Wow, thanks for the active participation!!
: Your assumption about our current actual total debt is simply not correct. About 120 are still outstanding from the rented apartment, about 65 from the owner-occupied one. In addition, the land, of which we still have to pay off 40. That still makes about 225.
Overall, I am well aware that this is basically a real estate bet. For the rented apartment, I have already calculated earlier that I only make a loss if interest rates are over 5% in 2028 *and* the apartment has lost 25% of its value. If the interest rates are below 5%, I simply take out a new financing contract and the rent covers the installment for another 10 years. If the interest rates are over 5%, I have the option to possibly adjust the rent, contribute a little monthly, or sell the apartment. And here I would only need to get "just" 83,000 to break even. Anything below 83,000 would be my loss. I think that is an acceptable risk in metropolitan areas.

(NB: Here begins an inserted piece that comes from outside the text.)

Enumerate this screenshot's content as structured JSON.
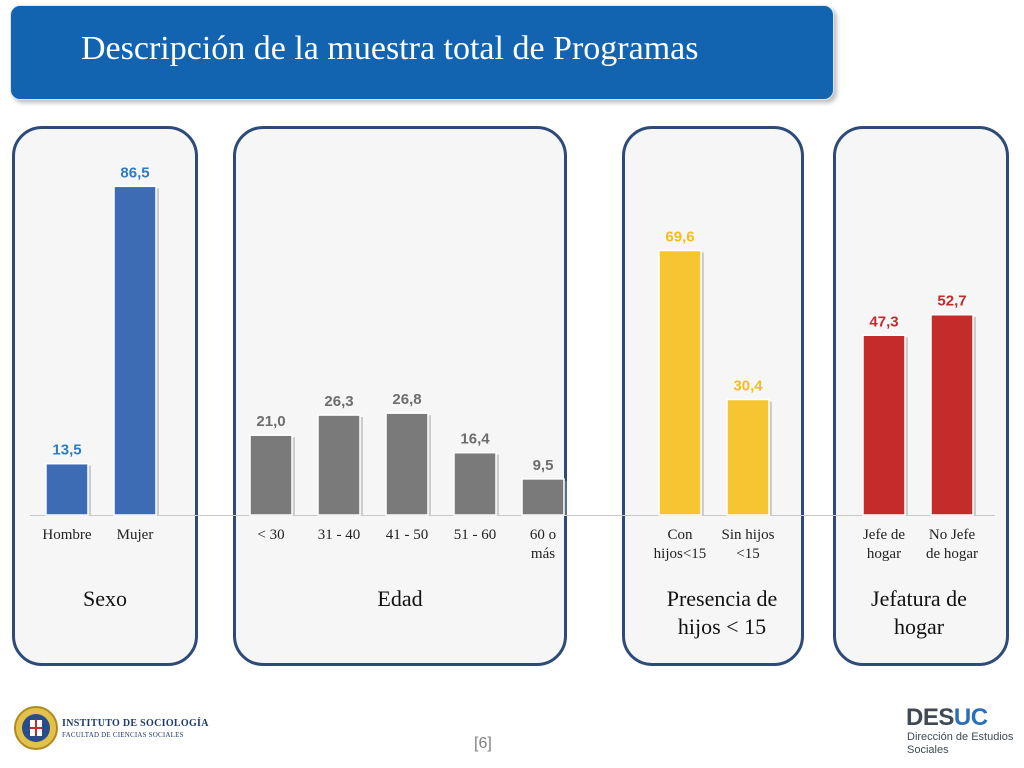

Regarding my owner-occupied apartment: The plan was from the beginning to keep the installment as low as possible in order to save equity for the house and to later deduct the interest for tax purposes when renting it out. That has worked well so far. The debt on this apartment is negligible. I earn 350 euros here (after deducting loan installment and taxes from the rent) x 12 months x 10 years = 42,000. That is almost the entire remaining debt. So for me, even if this apartment is worth 0 euros in 2028 and the interest rates are at 15%, I have not made a loss.
Therefore, I don’t really understand what is so bad or unhealthy about it? The scenario just described would be the absolute worst case... And even if that should happen, I still have a mature home savings contract for my house (which I obviously don’t want to sell as easily as the apartments), with which I can at least cushion 100,000.
Moreover, I think that real estate prices will remain relatively constant and interest rates will only increase moderately if at all. Then I could continue playing this game decade after decade...
I know I’m betting high, but I can relatively easily get out at zero... and if interest rates remain fairly constant or rents continue to rise, that is an enormous leverage.